Face detection by finding facial keypoints

In this tutorial, we will learn a network that segments approximate location of three facial landmarks on human faces: the eyes and mouth. This is illustarted here:

input image	target

The output tensor has the shape $H\times W\times 3$ for an input image of $H\times W$ pixels. Each channel is used as a heat map for a different facial landmark. If a facial landmark is on a coordinate $(x^*, y^*)$, then the heat map has the following form: $$ M(x, y)= \exp\left(-\frac{(x^* - x)^2 + (y^* - y)^2}{2\cdot s\cdot\sigma}\right) $$ where $s$ is the scale of the face and $\sigma$ is a constant.

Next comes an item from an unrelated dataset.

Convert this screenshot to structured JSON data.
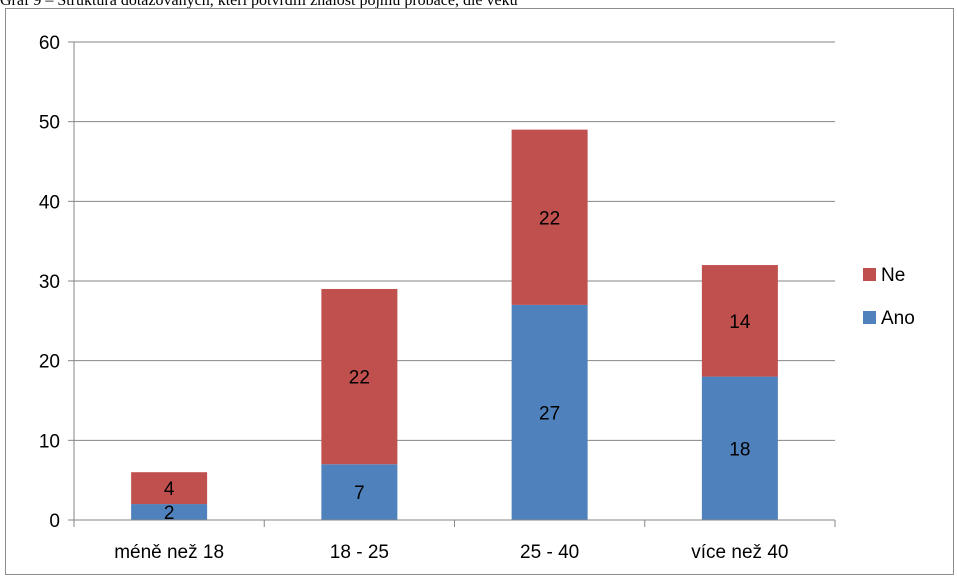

The L2 hinge loss is defined as follows for the value $\delta\in\mathbb{R}$: $$ \text{loss}(\delta)= \begin{cases} \frac{1}{2}\delta^2 & \text{if $|\delta|\geq\epsilon$}\\ 0 & \text{else} \end{cases} $$ where $\epsilon$ is a small positive number (e.g., $0.1$). This loss is applied on a per-element level to tensor $$ \Delta= \mathbf{X} - \mathbf{Y}, $$ where $\mathbf{X}$ is the output of the network and $\mathbf{Y}$ is the ground truth. Our learning criterion is obtained by averaging all the elements of $\Delta$.